Le magistrat libanais chargé d’enquêter sur l’explosion meurtrière du port de Beyrouth en 2020 a recommencé son travail, a indiqué lundi un responsable judiciaire, après 13 mois de suspension en raison de pressions politiques. « Le juge Tarek Bitar a décidé de reprendre son enquête », a déclaré le responsable à l’AFP.
La recherche des causes de l’explosion, l’une des plus grandes explosions non nucléaires de l’histoire, était bloquée depuis décembre 2021, une série de plaintes contre Bitar ayant entravé son travail. Le responsable a déclaré lundi que Bitar avait ordonné la libération de cinq suspects arrêtés et avait engagé des poursuites contre huit autres.
Abbas Ibrahim, directeur général de la Sûreté générale, et Tony Saliba, chef de la Sûreté de l’État, figurent parmi les personnes inculpées. Shafiq Merhi, ancien chef des douanes libanaises, fait partie des personnes libérées.
En dépit de cette décision surprise, M. Bitar continue de subir d’immenses pressions de la part des politiciens, qui ont déposé des dizaines de plaintes contre lui pour l’obliger à interrompre son enquête.
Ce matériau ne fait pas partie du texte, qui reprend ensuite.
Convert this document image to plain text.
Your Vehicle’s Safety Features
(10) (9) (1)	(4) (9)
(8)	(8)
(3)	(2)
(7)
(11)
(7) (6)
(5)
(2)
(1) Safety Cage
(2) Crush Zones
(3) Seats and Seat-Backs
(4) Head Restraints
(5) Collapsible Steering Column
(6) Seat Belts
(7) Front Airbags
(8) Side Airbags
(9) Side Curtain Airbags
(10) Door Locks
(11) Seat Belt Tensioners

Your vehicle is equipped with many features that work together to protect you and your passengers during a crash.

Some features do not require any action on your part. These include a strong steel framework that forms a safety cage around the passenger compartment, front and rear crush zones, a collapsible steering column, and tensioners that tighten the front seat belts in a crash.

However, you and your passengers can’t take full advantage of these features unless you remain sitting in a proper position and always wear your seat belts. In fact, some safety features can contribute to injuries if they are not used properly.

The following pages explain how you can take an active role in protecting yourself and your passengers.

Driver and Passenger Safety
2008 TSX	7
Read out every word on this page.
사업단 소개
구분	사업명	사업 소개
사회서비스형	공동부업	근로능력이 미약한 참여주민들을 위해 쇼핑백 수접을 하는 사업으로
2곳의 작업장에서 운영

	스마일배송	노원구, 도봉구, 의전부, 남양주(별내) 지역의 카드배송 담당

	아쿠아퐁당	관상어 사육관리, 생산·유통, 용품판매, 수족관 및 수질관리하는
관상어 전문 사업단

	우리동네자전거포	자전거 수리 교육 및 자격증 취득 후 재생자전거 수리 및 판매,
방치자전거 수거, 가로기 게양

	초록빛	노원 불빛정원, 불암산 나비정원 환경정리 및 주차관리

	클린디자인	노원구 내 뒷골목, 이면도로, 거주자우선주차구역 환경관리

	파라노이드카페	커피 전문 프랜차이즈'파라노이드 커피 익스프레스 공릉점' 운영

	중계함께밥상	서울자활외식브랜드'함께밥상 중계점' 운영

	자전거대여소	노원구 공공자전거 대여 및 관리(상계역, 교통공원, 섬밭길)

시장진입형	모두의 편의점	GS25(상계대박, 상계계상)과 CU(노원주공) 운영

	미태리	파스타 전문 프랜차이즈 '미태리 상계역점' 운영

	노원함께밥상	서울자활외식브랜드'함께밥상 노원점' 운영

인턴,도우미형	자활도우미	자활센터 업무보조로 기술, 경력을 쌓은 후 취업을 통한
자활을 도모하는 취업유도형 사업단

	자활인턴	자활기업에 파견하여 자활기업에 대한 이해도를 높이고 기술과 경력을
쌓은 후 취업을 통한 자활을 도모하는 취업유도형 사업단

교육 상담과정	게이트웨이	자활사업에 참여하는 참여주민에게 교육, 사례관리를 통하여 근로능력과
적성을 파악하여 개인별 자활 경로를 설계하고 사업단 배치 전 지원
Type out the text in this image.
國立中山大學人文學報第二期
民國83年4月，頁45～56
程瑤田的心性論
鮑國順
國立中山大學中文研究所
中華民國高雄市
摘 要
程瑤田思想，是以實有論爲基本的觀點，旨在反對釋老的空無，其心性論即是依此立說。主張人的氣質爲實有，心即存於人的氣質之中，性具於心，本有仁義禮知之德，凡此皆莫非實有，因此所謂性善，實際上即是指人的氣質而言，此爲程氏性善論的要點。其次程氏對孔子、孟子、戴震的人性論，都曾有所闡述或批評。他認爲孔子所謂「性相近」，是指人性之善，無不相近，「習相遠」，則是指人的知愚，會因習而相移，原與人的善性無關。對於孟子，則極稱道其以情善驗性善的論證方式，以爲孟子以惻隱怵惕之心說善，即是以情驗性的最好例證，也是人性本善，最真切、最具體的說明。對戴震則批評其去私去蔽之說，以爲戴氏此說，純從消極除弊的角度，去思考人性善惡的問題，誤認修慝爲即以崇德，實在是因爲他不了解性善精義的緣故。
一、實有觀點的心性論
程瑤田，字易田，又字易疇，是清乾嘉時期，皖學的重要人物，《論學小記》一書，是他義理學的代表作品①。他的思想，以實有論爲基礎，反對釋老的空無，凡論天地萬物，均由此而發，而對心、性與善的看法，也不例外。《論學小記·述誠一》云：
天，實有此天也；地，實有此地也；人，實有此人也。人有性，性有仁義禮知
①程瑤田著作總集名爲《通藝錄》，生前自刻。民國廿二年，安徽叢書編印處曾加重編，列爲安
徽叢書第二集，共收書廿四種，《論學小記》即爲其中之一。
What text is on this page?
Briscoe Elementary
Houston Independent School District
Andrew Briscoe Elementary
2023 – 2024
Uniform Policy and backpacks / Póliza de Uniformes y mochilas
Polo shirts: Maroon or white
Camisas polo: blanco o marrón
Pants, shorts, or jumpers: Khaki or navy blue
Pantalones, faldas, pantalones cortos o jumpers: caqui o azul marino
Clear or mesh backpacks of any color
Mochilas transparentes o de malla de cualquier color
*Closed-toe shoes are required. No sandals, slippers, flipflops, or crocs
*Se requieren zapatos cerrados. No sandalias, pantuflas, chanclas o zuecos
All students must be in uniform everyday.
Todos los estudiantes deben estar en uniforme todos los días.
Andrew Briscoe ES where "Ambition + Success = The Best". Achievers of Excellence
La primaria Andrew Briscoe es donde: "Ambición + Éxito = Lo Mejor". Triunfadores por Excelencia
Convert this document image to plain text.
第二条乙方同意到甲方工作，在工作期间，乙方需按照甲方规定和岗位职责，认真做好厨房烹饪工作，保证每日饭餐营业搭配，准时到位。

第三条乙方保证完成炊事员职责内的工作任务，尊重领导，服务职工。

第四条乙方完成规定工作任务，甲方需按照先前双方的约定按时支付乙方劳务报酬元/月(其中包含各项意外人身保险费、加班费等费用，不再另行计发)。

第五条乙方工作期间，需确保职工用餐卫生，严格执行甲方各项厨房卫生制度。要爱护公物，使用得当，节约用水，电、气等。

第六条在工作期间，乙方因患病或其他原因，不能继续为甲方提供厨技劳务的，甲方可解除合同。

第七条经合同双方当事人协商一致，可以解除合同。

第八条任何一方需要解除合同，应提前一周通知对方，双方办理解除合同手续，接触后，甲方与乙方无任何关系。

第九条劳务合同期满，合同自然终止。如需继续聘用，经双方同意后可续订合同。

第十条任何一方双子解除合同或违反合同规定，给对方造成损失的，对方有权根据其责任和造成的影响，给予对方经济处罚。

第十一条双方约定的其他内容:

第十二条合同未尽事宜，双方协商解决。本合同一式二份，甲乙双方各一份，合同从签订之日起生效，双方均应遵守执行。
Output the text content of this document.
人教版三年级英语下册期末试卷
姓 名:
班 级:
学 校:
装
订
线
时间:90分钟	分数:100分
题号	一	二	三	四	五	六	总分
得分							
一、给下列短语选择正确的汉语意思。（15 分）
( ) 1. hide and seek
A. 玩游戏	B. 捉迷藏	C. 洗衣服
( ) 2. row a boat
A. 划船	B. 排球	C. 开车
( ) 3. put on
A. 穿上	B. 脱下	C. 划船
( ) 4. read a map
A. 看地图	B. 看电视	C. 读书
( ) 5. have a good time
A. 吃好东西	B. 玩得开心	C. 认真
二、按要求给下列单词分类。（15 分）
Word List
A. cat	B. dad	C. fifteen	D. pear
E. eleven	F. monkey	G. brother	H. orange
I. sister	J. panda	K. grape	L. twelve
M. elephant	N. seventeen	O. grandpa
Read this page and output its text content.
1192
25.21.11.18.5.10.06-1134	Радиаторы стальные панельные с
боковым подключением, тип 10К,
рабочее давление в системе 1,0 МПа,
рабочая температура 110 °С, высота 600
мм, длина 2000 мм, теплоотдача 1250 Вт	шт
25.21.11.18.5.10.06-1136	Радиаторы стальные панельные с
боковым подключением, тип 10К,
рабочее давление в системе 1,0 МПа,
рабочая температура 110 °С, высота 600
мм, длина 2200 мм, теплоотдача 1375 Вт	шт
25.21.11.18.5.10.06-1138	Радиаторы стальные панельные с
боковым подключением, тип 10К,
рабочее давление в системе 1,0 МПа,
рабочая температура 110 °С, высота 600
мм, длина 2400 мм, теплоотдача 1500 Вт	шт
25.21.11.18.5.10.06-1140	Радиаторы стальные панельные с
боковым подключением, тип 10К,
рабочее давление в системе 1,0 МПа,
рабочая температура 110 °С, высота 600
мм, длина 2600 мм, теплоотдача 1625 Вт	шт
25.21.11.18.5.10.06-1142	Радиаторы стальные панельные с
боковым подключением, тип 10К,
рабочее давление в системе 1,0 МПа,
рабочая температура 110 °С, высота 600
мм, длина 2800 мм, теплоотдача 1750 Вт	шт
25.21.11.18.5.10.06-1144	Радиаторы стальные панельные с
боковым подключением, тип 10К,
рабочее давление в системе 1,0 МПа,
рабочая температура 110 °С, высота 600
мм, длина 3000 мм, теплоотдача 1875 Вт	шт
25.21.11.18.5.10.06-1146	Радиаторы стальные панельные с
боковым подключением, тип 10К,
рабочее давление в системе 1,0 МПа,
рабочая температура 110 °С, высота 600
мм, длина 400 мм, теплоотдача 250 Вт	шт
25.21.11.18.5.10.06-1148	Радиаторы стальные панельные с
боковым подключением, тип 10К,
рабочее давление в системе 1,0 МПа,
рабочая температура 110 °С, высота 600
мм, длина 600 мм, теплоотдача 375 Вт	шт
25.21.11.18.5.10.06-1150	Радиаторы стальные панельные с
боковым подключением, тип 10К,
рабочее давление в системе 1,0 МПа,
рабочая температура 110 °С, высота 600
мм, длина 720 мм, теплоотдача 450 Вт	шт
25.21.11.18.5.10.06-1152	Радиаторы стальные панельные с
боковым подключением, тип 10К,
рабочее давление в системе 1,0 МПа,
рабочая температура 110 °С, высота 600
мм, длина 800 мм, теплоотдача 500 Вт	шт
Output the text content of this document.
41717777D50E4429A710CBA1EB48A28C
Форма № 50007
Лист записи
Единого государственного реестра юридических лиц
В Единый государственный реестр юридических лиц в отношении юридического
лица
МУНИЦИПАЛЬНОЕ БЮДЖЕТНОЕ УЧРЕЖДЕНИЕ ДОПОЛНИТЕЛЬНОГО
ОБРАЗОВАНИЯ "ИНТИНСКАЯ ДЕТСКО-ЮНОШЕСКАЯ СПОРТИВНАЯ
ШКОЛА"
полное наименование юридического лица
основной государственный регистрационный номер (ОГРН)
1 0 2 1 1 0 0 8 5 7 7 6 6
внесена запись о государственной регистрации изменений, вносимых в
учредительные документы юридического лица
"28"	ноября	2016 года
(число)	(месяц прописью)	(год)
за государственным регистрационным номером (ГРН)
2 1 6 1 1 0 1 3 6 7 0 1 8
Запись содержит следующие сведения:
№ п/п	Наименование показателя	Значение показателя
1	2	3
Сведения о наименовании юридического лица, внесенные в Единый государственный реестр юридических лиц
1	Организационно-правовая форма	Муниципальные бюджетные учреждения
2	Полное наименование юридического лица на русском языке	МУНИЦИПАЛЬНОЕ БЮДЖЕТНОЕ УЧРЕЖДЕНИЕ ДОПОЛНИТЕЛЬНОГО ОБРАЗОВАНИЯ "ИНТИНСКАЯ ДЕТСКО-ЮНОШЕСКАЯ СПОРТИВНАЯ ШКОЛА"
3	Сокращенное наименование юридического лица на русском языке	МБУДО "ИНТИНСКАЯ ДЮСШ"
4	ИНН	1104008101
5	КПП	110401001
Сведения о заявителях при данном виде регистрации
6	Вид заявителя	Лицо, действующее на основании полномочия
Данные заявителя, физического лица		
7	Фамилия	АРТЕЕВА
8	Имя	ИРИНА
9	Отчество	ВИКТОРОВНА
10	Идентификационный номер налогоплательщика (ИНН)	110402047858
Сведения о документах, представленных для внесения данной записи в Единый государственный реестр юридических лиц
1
Plusieurs anciens ministres, dont deux ont fait l’objet d’un mandat d’arrêt après ne pas s’être présentés à l’interrogatoire, figurent parmi ces personnes. « Bitar a mené une étude juridique qui l’a conduit à décider de reprendre ses enquêtes malgré les plaintes déposées contre lui », a déclaré le fonctionnaire.
Le puissant groupe terroriste chiite du Liban, le Hezbollah, avait demandé à plusieurs reprises qu’il démissionne pour cause de partialité politique. Jusqu’à présent, aucun représentant de l’État n’a été tenu responsable de l’explosion, alors que des pays étrangers et des organismes internationaux avaient demandé la reprise de l’enquête.
Interférence politique
La semaine dernière, M. Bitar avait rencontré deux juges français afin de discuter de son enquête, selon ce qu’une source judiciaire avait alors déclaré à l’AFP. Les organismes publics se sont montrés réticents à coopérer avec l’enquête, qui a débuté le même mois que l’explosion.
Le prédécesseur de Bitar comme juge principal a été écarté de l’affaire en février 2021 par un tribunal qui mettait en doute son impartialité car son domicile avait été endommagé lors de l’explosion.
Le parlement a refusé de lever l’immunité accordée aux législateurs, et les demandes de Bitar visant à interroger de hauts responsables de la sécurité ont été rejetées. Le Ministère de l’Intérieur n’a pas non plus donné suite aux mandats d’arrêt délivrés par Bitar, ce qui a encore affaibli sa quête de responsabilité.
Cette explosion du 4 août 2020 au port de Beyrouth a tué plus de 200 personnes et détruit des pans entiers de la capitale. Selon les autorités, des tonnes d’engrais au nitrate d’ammonium stockées au hasard dans un entrepôt du port depuis 2014 avaient pris feu, causant l’explosion.